Herod’s power-hunger caused the disappearance of many who were suspected of being a challenge to his political status; even his own wife, mother-in-law and three of his sons were deprived of life allegedly for being a threat to his position as a vassal king in the Roman Empire; for he thought he could attain peace by eliminating all his personal enemies. Even from his death-bed he ordered the imprisonment and execution of some of his popular Jewish rivals lest there would be rejoicing after his own death. For he felt no peace in his heart, a heart agitated by a restless greed for power which made him so insecure as to threaten the security of so many others. Hence the first lesson that the first Christmas teaches us is that political power as such can never bring peace to one’s own self or to others.
By contrast, the other King chose political powerlessness as the spiritual foundation of his kingship. Luke shows that this royal bringer of peace was so helpless politically that in forced conformity with an imperial command he was destined to be born outside the comfortable environment of his own home. Mathew adds a horrifying detail that makes this princely baby the prototype of child-refugees seeking safety in alien territories to escape from a power-drunk politician’s savage persecution. Herod unleashed a reign of terror to get rid of his presumed rival. Whence comes the second message of this feast: that the painful circumstances of the birth and childhood of the King of Peace were both a non-violent protest and a severe sanction against the brutal leadership of power-thirsty tyrants.

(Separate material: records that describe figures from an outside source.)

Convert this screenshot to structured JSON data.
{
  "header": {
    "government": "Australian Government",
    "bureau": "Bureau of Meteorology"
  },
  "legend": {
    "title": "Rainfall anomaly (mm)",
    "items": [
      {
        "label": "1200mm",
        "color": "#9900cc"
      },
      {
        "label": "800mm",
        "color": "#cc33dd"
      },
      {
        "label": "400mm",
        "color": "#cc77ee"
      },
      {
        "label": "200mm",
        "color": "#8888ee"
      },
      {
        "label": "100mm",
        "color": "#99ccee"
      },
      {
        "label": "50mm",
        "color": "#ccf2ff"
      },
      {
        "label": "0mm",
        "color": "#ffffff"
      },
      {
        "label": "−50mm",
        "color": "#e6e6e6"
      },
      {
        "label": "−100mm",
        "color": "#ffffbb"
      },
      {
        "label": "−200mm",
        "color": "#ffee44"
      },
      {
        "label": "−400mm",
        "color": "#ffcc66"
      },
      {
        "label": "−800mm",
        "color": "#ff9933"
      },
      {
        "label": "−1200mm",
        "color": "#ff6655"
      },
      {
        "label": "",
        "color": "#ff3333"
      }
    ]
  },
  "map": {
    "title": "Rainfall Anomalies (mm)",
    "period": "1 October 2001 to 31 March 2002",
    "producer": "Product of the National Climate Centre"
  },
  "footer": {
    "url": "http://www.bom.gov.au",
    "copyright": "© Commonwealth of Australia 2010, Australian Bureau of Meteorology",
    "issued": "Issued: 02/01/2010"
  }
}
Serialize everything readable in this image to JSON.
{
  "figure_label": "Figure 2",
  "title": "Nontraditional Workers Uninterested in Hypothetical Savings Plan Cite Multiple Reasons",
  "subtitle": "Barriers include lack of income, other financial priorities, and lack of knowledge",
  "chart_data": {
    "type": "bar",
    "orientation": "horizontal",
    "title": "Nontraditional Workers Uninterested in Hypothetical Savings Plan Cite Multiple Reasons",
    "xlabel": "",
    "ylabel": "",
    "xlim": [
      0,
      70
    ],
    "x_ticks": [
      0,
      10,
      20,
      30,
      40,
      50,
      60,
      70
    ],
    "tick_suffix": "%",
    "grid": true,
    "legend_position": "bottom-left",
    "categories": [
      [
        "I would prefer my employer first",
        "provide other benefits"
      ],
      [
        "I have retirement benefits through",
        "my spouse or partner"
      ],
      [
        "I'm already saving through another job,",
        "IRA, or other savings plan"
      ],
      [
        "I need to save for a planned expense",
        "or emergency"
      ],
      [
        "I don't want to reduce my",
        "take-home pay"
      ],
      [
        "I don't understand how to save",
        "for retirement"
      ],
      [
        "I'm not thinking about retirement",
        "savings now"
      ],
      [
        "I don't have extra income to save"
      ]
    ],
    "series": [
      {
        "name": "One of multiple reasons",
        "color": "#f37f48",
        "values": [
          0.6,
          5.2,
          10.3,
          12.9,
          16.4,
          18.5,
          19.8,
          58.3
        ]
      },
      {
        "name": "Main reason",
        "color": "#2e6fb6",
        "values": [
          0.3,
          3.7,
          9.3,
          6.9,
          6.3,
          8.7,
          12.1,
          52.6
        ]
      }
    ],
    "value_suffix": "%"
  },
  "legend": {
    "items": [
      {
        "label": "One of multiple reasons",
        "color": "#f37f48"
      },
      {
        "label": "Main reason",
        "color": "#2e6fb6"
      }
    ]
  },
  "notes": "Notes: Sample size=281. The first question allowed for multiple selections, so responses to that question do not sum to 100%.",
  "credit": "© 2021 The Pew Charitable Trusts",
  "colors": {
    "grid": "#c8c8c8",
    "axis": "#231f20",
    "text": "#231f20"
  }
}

There was another episode, also recorded by Mathew, that sends a warning signal to the clergy who directly or indirectly support the political agenda of today’s Herods in exchange for temporal benefits. This is the third message that the first Christmas reveals. The honest truth-seekers living outside the Promised Land, whom Mathew calls ‘Magi’ and whom many Jews condescendingly regarded as “non-believing gentiles”, were provided with the Light that guided them to this King of peace but not before they passed through the royal abode of the same ruthless Herod who was surrounded by his priestly stooges; neither he nor the priests joined the Truth Seekers in their search. But these gentile outsiders were finally guided by that Light to its Infinite Source: a human bundle of divine peace nestling in the bosom of a peasant woman, a labourer’s wife.
Alas! That Guiding Light, says Mathew, was not shining over the Palace and the Temple. For the priests, who collaborated with the oppressive ruler, had no right to celebrate the first Christmas; nor any Christmas any time after. For by serving the wrong king, they have forfeited the privilege of enjoying the peace that the politically victimised Messiah-King offers to all who seek him.